Das Raycast-Team hat ein neues Update für die Vibe-Coding-App Glaze veröffentlicht. Nutzer können beschreiben, welche Funktionen sie von der App benötigen und wie diese aussehen soll. Glaze erzeugt daraus eine dedizierte Mac-Anwendung mit nativem App-Gefühl. Seit geraumer Zeit kann man den Apps auch native KI-Unterstützung ohne Setup und API-Schlüssel spendieren und Apps anderer Nutzer remixen.

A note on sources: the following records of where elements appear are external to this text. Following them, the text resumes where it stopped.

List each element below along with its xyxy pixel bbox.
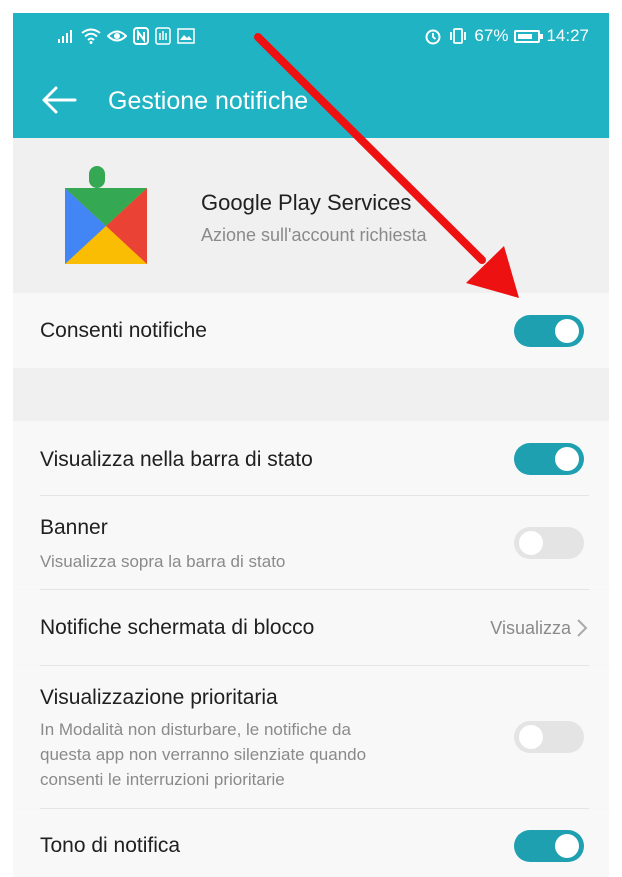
toggle-knob: [555, 834, 579, 858]
priority-display-label: Visualizzazione prioritaria: [40, 686, 278, 709]
back-arrow-icon[interactable]: [41, 85, 77, 115]
chevron-right-icon: [577, 619, 588, 637]
lock-screen-value: Visualizza: [490, 618, 571, 638]
priority-display-description: In Modalità non disturbare, le notifiche…: [40, 717, 366, 792]
app-name: Google Play Services: [201, 190, 412, 215]
phone-screen: 67% 14:27 Gestione notifiche Google Play…: [13, 13, 609, 877]
allow-notifications-toggle[interactable]: [514, 315, 584, 347]
nfc-icon: [133, 27, 149, 45]
app-subtitle: Azione sull'account richiesta: [201, 225, 427, 245]
vibrate-icon: [450, 28, 467, 44]
status-bar-display-toggle[interactable]: [514, 443, 584, 475]
priority-display-toggle[interactable]: [514, 721, 584, 753]
alarm-icon: [425, 29, 441, 45]
allow-notifications-label: Consenti notifiche: [40, 319, 207, 342]
gallery-icon: [177, 28, 195, 44]
banner-label: Banner: [40, 516, 108, 539]
section-spacer: [13, 368, 609, 421]
battery-icon: [514, 29, 544, 43]
banner-subtitle: Visualizza sopra la barra di stato: [40, 552, 286, 571]
priority-display-row[interactable]: Visualizzazione prioritaria In Modalità …: [13, 666, 609, 808]
notification-tone-toggle[interactable]: [514, 830, 584, 862]
app-info-header: Google Play Services Azione sull'account…: [13, 138, 609, 293]
page-title: Gestione notifiche: [108, 87, 309, 115]
signal-icon: [58, 30, 72, 43]
lock-screen-notifications-row[interactable]: Notifiche schermata di blocco Visualizza: [13, 590, 609, 665]
priority-description-line: In Modalità non disturbare, le notifiche…: [40, 720, 351, 739]
clock: 14:27: [546, 26, 589, 45]
toggle-knob: [555, 447, 579, 471]
lock-screen-notifications-label: Notifiche schermata di blocco: [40, 616, 315, 639]
priority-description-line: questa app non verranno silenziate quand…: [40, 745, 367, 764]
priority-description-line: consenti le interruzioni prioritarie: [40, 770, 285, 789]
status-bar-display-label: Visualizza nella barra di stato: [40, 448, 313, 471]
status-right: 67% 14:27: [424, 26, 589, 46]
banner-toggle[interactable]: [514, 527, 584, 559]
wifi-icon: [81, 28, 101, 44]
toggle-knob: [519, 725, 543, 749]
toggle-knob: [555, 319, 579, 343]
status-bar-display-row[interactable]: Visualizza nella barra di stato: [13, 421, 609, 496]
notification-tone-label: Tono di notifica: [40, 834, 181, 857]
hand-icon: [155, 27, 171, 45]
toggle-knob: [519, 531, 543, 555]
status-bar: 67% 14:27: [13, 13, 609, 63]
battery-percent: 67%: [474, 26, 509, 45]
notification-tone-row[interactable]: Tono di notifica: [13, 809, 609, 877]
app-bar: Gestione notifiche: [13, 63, 609, 138]
google-play-services-logo: [65, 166, 147, 264]
eye-icon: [107, 30, 127, 42]
allow-notifications-row[interactable]: Consenti notifiche: [13, 293, 609, 368]
banner-row[interactable]: Banner Visualizza sopra la barra di stat…: [13, 496, 609, 589]
status-left-icons: [57, 27, 195, 45]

Mit dem jüngsten Update auf Glaze-Version 0.14.0.0 öffnet man sich gegenüber anderen Agenten und KI-Modellen. Habt ihr etwa bereits ein Claude-Abonnement, dann könnt ihr, anstelle der Glaze-Credits, jenes mit Glaze verbinden und mit Opus, Sonnet oder gar Fable arbeiten. Während der Beta-Phase ist die Nutzung unbegrenzt, es gelten die Limits von Claude. Um Claude zu verbinden, benötigt man Claude Code. Die Verzahnung erfolgt in den Kontoeinstellungen in Glaze.
Ein neuer Modell-Picker vereint „Glaze Fast“, „Glaze Smart“ und die verbundenen Claude-Modelle an einem Ort. „Fast“ ist für alle verfügbar und verbraucht weniger Credits. „Smart“ nutzt die leistungsstärksten Modelle und ist im Pro-Abonnement enthalten.

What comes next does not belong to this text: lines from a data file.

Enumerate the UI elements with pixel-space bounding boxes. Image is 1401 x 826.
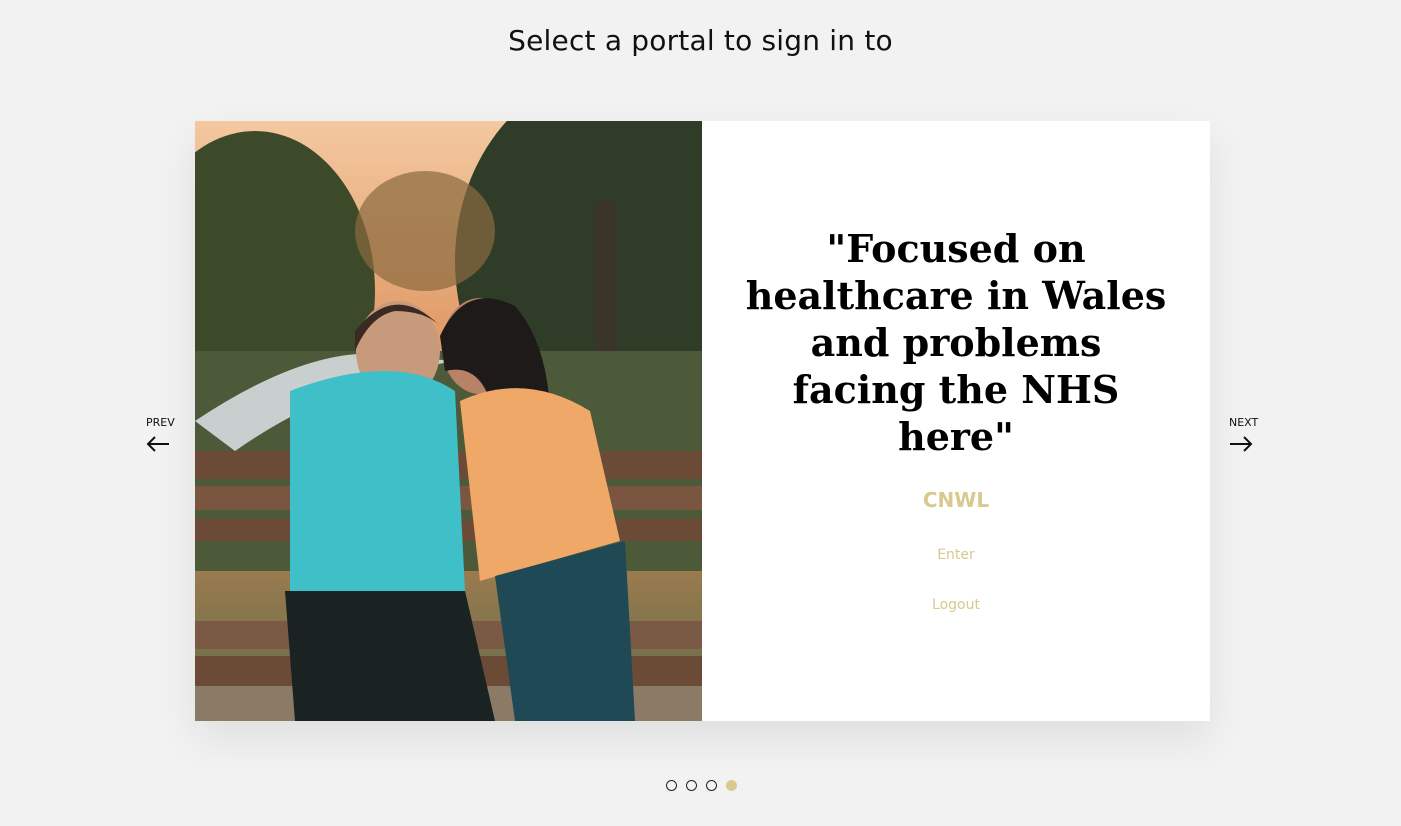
next-button[interactable]: NEXT bbox=[1229, 417, 1258, 452]
logout-link[interactable]: Logout bbox=[702, 597, 1210, 613]
portal-card: "Focused on healthcare in Wales and prob… bbox=[195, 121, 1210, 721]
pagination-dot-4[interactable] bbox=[726, 780, 737, 791]
prev-button[interactable]: PREV bbox=[146, 417, 175, 452]
pagination-dot-2[interactable] bbox=[686, 780, 697, 791]
portal-info: "Focused on healthcare in Wales and prob… bbox=[702, 121, 1210, 721]
enter-link[interactable]: Enter bbox=[702, 547, 1210, 563]
carousel-pagination bbox=[666, 780, 737, 791]
page-title: Select a portal to sign in to bbox=[508, 24, 893, 57]
arrow-right-icon bbox=[1230, 436, 1253, 452]
arrow-left-icon bbox=[146, 436, 169, 452]
pagination-dot-1[interactable] bbox=[666, 780, 677, 791]
next-label: NEXT bbox=[1229, 416, 1259, 429]
prev-label: PREV bbox=[146, 416, 175, 429]
pagination-dot-3[interactable] bbox=[706, 780, 717, 791]
photo-illustration bbox=[195, 121, 702, 721]
portal-quote: "Focused on healthcare in Wales and prob… bbox=[745, 226, 1167, 459]
portal-name: CNWL bbox=[922, 488, 990, 512]
portal-photo bbox=[195, 121, 702, 721]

Glaze-Projekte wohnen fortan in einem regulären Ordner (~/Glaze/) auf dem Mac. Dies erlaubt das Öffnen der Projekte in Codex, Cursor oder auch Claude Code sowie im Editor und Terminal und erlaubt externen Agenten den Zugriff. Bestehende Projekte werden verschoben. An der Ausführung oder Veröffentlichung der Apps ändert sich nichts.

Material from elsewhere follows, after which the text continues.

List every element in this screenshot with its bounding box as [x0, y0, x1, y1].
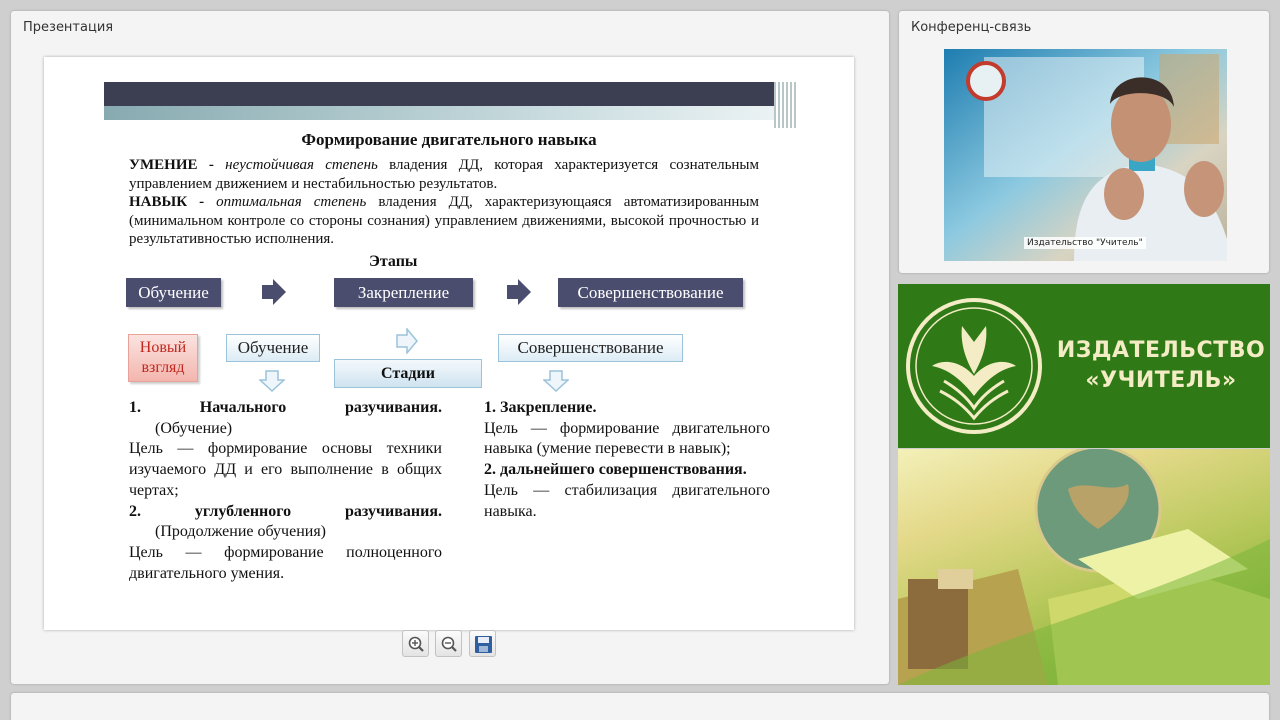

Der Creator Hub (im Pro-Tarif enthalten) gibt Einblicke, über Zahlen und Statistiken veröffentlichter Apps sowie deren Entwicklung. So kann man Installationszahlen, wöchentlich aktive Nutzer sowie auch das Feedback zur App einsehen und beobachten, inwieweit sich neue Versionen der App darauf auswirken.
Im Hinblick auf den Pro-Tarif tut sich ebenfalls was. Der wird günstiger und sinkt von monatlich 25 US-Dollar auf 10 US?Dollar. Inkludiert sind jetzt aber nur noch 100 Glaze-Credits, anstelle von bisher 200. Dafür sollte der Verbrauch mit den Glaze-Smart-Modellen von Credits hoffentlich auch sinken beziehungsweise sich granularer einstellen lassen. Pro-Nutzer können Apps zudem als „nicht gelistet“ veröffentlichen und einstellen, ob andere Nutzer ihre App remixen dürfen. Bestehende Pro-Abonnenten erhalten den neuen Preis, und alle nicht genutzten Credits bleiben verfügbar.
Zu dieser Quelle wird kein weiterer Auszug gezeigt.